The U.N. Security Council yesterday appeared ready to press ahead with its plan for bringing independence to the disputed territory of Namibia (Southwest Africa), setting up a major confrontation with the new prime minister of South Africa.
Outgoing South African Prime Minister John Vorster, who announced his resignation Wednesday, rejected the U.N. plan as his final act in office, and announced that South Africa would follow its own course in loosening its control over the territory.
However, the United States and four other major Western powers - which had worked for 18 months to devise a formula accpetable both to South Africa and the Southwest Africa Peoples Organization (SWAPO) guerrillas - made it clear yesterday that they intended to move ahead with their plan.
During a day of "urgent consultations" at the United Nations, the western powers and key African countries agreed on a three-stage course of action which was expected to be formally presented to the U.N. Security Council by the middle of next week, sources said.
They said the Security Council would be asked to endorse Secretary General Kurt Waldheim's plan to create a 7,500-man U.N. peace-keeping force for Namibia, which would maintain order in the territory during the transition to independence.
At the same time, the Security Council would condemn South Africa for rejecting his plan, and call on the South African government to accept the U.N. peace-keeping force, the sources said.
Diplomatic sources said the five Western nations would follow up this action by presenting a demarche to the new South African prime minister - who is scheduled to be chosen Sept. 28 - warning that "dire consequences" could follow an ultimate rejection of the U.N. plan.
While Western diplomatic sources said yesterday there had been no specific discussion of what might constitute "dire consequences," State Department spokesman Thomas Reston noted that "the question of sanctions is bound to come up" in U.N. discussions.
"The South African decision on Namibia clearly places a major obstacle in the path of an internationally acceptable settlement," Reston said. He added, however, that the United States remains "hopeful that a resolution of this apparent impasse can be found."
"We remain committed to the Western contact group plan which South Africa accepted in April, and we are hopeful we can carry this through to a peaceful resolution," Reston said.

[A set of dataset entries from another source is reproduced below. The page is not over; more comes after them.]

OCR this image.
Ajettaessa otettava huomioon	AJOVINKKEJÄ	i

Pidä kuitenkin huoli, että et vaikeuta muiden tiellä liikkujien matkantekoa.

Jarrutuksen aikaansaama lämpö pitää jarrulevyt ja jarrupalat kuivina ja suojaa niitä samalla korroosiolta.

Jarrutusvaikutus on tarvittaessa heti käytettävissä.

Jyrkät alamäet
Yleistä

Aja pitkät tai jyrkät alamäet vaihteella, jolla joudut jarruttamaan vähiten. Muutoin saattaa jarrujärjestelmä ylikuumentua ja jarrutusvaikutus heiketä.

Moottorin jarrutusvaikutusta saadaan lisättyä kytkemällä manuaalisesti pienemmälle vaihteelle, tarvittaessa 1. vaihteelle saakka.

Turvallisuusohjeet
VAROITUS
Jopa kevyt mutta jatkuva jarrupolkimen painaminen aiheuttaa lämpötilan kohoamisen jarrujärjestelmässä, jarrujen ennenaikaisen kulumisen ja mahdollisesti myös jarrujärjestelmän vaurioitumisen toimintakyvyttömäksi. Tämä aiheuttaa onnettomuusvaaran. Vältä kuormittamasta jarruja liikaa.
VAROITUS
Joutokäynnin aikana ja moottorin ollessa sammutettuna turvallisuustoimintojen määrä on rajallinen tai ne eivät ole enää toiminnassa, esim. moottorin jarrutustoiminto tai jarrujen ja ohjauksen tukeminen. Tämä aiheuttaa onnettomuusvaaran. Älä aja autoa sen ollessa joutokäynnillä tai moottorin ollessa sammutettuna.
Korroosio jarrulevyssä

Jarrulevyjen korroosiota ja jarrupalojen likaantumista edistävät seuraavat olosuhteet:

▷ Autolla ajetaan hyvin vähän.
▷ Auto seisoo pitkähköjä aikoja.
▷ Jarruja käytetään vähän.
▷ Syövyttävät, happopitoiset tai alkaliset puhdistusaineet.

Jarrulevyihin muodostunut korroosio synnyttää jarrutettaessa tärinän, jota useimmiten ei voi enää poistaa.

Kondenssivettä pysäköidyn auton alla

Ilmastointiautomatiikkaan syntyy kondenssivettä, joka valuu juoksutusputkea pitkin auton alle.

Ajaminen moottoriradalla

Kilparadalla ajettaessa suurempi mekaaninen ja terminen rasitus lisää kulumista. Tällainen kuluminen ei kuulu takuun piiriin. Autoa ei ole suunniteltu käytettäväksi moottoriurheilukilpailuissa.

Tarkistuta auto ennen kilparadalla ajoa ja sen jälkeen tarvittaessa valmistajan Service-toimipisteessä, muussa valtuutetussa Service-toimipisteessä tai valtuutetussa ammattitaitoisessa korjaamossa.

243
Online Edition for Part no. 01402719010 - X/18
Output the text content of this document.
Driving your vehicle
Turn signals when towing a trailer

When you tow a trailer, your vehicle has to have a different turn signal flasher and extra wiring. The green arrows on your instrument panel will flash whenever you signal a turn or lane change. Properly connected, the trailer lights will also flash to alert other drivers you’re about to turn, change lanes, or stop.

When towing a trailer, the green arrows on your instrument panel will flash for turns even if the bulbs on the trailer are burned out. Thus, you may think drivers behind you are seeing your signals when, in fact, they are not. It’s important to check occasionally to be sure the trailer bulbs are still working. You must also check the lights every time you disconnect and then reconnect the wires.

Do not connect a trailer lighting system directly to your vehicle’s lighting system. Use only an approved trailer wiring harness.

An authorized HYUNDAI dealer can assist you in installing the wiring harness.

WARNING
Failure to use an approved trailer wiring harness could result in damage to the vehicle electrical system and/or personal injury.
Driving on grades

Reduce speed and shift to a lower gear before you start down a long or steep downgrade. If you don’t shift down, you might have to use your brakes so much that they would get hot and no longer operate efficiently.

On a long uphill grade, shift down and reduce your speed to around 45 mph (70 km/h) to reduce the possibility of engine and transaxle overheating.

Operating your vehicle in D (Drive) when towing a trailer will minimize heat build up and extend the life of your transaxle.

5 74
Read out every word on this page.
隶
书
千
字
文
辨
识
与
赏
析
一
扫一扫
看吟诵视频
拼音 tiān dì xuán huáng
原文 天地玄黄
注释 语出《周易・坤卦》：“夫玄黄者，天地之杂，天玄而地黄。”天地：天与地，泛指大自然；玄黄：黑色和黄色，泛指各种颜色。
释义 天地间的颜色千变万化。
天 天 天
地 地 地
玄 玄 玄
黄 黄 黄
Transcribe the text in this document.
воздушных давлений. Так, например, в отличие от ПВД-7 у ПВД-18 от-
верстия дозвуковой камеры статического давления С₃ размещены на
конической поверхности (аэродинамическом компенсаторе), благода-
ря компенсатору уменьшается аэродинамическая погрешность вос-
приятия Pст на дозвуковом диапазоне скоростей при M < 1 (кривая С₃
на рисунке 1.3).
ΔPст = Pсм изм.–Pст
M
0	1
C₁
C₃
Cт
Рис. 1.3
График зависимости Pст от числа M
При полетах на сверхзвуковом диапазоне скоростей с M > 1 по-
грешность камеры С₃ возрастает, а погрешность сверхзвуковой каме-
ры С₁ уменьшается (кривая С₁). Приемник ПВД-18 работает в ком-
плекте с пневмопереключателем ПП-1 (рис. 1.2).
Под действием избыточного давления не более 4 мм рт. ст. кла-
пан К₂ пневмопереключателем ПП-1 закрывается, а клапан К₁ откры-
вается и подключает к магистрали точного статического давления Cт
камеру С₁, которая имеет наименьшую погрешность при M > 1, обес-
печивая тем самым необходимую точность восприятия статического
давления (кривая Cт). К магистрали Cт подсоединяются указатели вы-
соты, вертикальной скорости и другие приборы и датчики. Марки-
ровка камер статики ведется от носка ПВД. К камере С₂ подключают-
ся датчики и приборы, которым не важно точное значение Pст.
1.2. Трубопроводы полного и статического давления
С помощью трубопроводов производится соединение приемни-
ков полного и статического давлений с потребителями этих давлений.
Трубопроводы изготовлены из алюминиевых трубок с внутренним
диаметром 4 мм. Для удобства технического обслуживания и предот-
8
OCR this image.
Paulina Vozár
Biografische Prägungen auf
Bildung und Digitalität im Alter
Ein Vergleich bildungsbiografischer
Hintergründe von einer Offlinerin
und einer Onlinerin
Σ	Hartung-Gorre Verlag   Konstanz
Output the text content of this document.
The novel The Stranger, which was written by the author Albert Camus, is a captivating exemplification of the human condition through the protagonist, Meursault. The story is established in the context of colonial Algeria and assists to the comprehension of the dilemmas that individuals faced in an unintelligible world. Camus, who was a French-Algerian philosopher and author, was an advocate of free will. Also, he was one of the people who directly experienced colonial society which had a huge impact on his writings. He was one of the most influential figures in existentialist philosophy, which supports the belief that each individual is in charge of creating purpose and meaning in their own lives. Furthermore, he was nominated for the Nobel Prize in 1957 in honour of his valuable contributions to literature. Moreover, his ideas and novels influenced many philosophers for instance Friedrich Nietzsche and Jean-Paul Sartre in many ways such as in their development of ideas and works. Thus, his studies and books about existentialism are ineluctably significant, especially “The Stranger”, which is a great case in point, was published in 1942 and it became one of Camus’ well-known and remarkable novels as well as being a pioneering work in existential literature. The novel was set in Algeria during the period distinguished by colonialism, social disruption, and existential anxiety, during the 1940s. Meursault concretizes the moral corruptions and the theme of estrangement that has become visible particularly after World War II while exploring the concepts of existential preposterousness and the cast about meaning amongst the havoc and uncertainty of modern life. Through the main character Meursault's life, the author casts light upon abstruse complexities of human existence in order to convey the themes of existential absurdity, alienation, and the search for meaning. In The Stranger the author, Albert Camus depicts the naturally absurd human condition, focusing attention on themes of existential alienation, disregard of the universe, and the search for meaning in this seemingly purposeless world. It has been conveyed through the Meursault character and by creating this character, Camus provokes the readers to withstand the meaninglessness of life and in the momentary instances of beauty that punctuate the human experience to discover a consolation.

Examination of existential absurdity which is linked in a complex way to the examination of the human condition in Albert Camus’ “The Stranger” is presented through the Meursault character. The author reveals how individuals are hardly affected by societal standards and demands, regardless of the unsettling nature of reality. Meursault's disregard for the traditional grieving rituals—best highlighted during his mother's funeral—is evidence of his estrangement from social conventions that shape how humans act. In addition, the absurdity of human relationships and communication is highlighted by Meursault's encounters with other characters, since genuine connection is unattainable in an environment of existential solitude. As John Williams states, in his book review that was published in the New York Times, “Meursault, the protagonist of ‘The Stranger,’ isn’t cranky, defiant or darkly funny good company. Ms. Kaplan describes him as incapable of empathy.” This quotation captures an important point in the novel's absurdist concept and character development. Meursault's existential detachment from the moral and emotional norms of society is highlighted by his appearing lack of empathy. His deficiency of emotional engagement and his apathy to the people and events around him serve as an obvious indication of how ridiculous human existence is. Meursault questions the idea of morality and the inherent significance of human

Although South Africa originally agreed to the main provisions of the U.N. plan, Vorster indicated yesterday that disputes over its implementation led to its decision to proceed on its own.
South Africa had earlier indicated dissatisfaction over the size of the peace-keeping force proposed by Waldheim, which would make Namibia the largest United Nations operation since U.N. groops were sent to restore order in the former Belgian Congo.
South Africa also was unhappy over the U.N. plans to hold elections for a Namibian constituent assembly next spring, fearing this would give SWAPO candidates additional time to gain support within the territory. In his announcement yesterday, Vorster said elections would now be held in Namibia Nov. 20 to 24.
The other Western powers also condemned Vorster's action yesterday. African nations bitterly denounced the move at the United Nations.
"South Africa has shown a death wish," declared Nigerial Ambassador Leslie Harriman. "It is nothing less than a declaration of defiance and war against the Namibian people, the U.N. and the world."